I have the following piece of code:

    public void AddHash( int val )
    {
        m_Hash ^= (val & 0x3FFFFFF);
        m_Hash ^= (val >> 26) & 0x3F;
    }

I would like very much to know what the heck it does, but I would be satisfied to know how to build a bool HasHash( int val ) that tells me whether m_Hash has that number or not...

something like this?

    public bool HasHash( int val )
    {
        return (m_Hash & val) == 0;
    }

Answer 1

EDIT to fix the bug that @schnaader found: What it does? This code probably wants to rotate val leftwards (clockwise) by 6 bits and form the ones-complement sum (edit: not the product, as I'd said before) -- the xor -- of that rotated value and the current value of m_Hash to yield a new m_Hash. That new m_Hash will be used the next time AddHash( ) is called.

However, the code as written has a bug: it rotates only the high-order 6 bits of val leftwards, leaving in place the low-order 26 bits of val. The code then xors together three values:

1. the new low-order (old high-order) 6 bits of val;
2. the original, unshifted low-order 26 bits of val; and
3. the current value of m_Hash

leaving the result in m_Hash.

How does it do it? You can just map it out and emulate it:

1. val & 0x3FFFFFF means extract the low-order 26 bits of val.

2. xor those 26 bits with the current value of m_Hash

3. now shift val rightwards such that the low-order 26 bits drop off the low-order end, leaving what used to be the high-order 6 bits of val in the low-order 6 bits of val.

4. Mask with 0x3f to extract only those low-order 6 bits (in case some extraneous bits got shifted into the high order part of val).
5. xor those low-order 6 bits with the current value of m_Hash to give the new m_Hash.

You know that rotating and exclusive-oring are common operations in calculating a hash.

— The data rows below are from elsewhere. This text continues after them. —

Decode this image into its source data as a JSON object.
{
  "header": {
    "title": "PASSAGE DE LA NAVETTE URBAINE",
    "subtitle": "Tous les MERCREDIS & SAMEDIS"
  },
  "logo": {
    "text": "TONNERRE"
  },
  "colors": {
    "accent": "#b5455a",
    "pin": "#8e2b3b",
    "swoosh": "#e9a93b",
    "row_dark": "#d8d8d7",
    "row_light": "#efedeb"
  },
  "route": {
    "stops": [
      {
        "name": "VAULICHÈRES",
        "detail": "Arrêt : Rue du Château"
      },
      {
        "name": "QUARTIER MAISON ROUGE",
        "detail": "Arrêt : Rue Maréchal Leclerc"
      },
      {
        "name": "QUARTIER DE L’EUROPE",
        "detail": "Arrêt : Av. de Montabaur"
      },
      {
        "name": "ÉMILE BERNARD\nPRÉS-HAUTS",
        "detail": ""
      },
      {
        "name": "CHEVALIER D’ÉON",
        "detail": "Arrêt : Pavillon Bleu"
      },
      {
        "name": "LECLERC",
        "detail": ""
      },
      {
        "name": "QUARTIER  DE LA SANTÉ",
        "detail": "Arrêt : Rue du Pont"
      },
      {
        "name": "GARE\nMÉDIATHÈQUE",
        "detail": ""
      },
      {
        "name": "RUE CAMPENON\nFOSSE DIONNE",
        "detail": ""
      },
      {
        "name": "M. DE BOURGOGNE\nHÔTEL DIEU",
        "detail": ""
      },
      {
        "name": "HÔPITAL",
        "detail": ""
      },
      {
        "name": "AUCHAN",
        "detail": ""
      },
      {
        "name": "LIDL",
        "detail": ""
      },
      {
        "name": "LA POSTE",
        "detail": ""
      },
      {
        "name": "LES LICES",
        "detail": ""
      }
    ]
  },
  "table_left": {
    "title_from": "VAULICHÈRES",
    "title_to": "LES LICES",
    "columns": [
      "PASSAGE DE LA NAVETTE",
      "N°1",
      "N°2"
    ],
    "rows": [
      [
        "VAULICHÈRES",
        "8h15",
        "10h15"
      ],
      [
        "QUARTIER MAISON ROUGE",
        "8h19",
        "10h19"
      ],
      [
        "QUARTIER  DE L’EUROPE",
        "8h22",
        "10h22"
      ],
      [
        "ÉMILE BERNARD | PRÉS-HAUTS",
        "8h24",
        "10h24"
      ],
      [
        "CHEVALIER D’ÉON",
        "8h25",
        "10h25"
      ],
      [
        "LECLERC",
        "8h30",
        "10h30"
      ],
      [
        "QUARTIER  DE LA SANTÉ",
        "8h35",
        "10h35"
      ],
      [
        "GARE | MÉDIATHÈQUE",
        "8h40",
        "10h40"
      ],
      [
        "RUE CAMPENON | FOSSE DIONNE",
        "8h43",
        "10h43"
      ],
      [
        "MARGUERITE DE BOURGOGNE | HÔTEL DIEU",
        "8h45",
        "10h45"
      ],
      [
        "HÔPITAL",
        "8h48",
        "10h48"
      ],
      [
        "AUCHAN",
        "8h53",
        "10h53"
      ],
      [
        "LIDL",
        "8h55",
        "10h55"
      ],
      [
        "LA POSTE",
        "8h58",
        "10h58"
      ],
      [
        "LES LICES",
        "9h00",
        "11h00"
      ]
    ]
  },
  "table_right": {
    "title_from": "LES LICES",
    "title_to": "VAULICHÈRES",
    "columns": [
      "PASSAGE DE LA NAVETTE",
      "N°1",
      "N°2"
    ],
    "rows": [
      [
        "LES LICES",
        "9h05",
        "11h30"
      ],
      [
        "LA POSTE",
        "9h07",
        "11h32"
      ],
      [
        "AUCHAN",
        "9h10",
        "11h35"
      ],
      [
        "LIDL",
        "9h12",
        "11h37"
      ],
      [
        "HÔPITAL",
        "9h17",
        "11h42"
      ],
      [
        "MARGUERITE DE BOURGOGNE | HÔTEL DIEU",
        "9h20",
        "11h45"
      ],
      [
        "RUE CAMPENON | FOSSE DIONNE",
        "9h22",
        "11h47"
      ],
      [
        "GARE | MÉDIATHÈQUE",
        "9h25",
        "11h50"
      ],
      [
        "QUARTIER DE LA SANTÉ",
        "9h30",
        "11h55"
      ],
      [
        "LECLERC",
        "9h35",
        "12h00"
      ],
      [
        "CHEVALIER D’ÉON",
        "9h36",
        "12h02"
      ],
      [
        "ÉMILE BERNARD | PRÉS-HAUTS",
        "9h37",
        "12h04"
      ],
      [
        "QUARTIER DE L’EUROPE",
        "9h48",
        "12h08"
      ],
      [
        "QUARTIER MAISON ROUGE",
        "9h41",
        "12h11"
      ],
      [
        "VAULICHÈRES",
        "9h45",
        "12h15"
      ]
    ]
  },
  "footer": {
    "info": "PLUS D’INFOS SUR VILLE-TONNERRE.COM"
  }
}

EDIT: @schnaader pointed out the bug in the original code: that code forgot to do the other leg of the rotate: shifting the low-order 26 bits left by 6. To fix that, the code should read something like:

public void AddHash( int val )
{
  m_Hash ^= ((val & 0x3FFFFFF) << 6);
  m_Hash ^= (val >> 26) & 0x3F;
}

As to your HasHash( ) function: you should know that saying

return (m_Hash & val) == 0;

will return TRUE under many conditions, including some you might not want. For example, the function will return TRUE if m_Hash == 0xC0 and val == 0x03.

Answer 2

What the code does

It takes the last 26 bits of val and combines it with m_Hash using XOR. After that, it combines this with the first 6 bits of val. So an integer with 32 bits length will be reduced to 26 bits. According to the pigeonhole principle, this is not reversible.

HasHash function

So you won't be able to create a HasHash function even if you only called AddHash just once, because multiple input values in val will result in the same m_hash value.